Imaginemos que una persona o familia contrata con una compañía el suministro eléctrico de su casa. Sin embargo, a la hora de pulsar el interruptor la luz es tan tenue como la de una vela y además el sistema falla y las bombillas se estropean. La queja ante la empresa estaría más que justificada ante tal despropósito.
Pasemos de la hipótesis a la realidad, pero cambiando de escenario. Los hogares de la Isla pagan por disponer del servicio de agua potable. Abres el grifo y sale agua. Sin duda, es uno de los avances, como en el caso de la electricidad, que es símbolo de sociedades modernas y que en su momento asombró a nuestos abuelos y está considerado como un «lujo» para determinados países del llamado Tercer Mundo. Pero en nuestra Isla lo del líquido elemento roza lo surrealista.

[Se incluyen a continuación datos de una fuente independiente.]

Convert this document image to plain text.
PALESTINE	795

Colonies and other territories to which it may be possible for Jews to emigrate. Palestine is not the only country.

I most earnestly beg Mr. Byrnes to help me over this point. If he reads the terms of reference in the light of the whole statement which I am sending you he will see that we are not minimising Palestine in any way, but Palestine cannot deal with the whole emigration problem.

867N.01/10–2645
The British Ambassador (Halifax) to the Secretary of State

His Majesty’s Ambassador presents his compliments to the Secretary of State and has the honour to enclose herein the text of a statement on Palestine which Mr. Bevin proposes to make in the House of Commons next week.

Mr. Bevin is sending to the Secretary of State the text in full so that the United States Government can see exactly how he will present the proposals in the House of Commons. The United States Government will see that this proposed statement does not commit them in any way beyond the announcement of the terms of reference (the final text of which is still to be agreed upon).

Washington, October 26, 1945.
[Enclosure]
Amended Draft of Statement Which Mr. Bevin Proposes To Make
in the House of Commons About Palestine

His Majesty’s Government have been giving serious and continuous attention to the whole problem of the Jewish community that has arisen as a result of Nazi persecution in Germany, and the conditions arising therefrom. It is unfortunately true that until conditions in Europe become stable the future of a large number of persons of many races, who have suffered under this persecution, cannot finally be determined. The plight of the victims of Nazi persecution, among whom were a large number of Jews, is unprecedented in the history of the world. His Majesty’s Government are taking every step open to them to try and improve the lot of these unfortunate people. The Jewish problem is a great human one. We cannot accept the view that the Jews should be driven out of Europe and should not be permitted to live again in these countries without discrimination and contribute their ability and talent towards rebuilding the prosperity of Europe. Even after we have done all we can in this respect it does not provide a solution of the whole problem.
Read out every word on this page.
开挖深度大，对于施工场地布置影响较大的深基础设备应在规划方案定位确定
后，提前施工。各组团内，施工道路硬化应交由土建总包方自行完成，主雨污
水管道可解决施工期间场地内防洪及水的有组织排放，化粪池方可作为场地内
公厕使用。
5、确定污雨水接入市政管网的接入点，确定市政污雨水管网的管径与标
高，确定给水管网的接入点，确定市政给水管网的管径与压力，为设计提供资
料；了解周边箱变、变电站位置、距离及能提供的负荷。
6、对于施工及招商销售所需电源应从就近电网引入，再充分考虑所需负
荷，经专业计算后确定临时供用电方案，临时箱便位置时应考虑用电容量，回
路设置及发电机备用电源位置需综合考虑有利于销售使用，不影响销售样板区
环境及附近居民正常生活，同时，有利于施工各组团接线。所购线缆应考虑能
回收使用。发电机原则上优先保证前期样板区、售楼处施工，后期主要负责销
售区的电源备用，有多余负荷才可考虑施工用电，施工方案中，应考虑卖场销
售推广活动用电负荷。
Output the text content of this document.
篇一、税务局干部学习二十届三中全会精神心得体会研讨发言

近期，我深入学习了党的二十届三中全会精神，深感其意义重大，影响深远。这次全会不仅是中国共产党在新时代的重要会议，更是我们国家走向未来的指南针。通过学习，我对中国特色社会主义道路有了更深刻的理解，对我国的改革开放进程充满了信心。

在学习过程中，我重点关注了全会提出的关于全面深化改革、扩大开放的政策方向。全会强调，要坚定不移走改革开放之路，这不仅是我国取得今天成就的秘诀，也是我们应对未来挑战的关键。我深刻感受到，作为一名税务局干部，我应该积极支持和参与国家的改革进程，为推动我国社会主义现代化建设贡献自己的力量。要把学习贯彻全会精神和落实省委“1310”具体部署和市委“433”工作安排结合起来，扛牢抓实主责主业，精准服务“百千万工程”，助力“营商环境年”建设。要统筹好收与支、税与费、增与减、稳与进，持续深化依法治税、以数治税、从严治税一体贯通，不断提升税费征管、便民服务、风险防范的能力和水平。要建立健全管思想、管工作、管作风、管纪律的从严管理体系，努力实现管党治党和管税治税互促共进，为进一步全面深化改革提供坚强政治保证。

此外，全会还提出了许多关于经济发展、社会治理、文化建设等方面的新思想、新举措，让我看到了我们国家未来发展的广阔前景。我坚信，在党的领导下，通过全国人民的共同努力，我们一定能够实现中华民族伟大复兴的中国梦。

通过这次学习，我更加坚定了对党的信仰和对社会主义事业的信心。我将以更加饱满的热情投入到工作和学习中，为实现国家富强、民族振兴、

El ciudadano abona religiosamente la tasa municipal para tener agua potable, pero el resultado es parecido al ejemplo con el que se iniciaba este artículo. El agua es de baja calidad (con niveles de nitratos muy próximos a los máximos legales) y con una cantidad de cal que sufren los termos y los bolsillos de los contribuyentes, ya que hay que recurrir al fontanero (que lógicamente no trabaja gratis) para limpieza correspondiente .
Como ante este problema las administraciones no están ni, de momento, se les espera, la solución es ir a comprar agua embotellada, tanto para beber y, cada vez más, para cocinar. Consecuencia: apoquinamos dos veces y encima atentamos contra el medioambiente (aumento de residuos plásticos...).
A todo esto, el OBSAM propone como una de las soluciones un regreso al paso: construir aljibes. Y el futuro, la desaladora de Ciutadella permanece como una esfinge congelada en el tiempo.
Mientras se resuelve este problema, yo -y como otros muchos- de esta agua no beberé.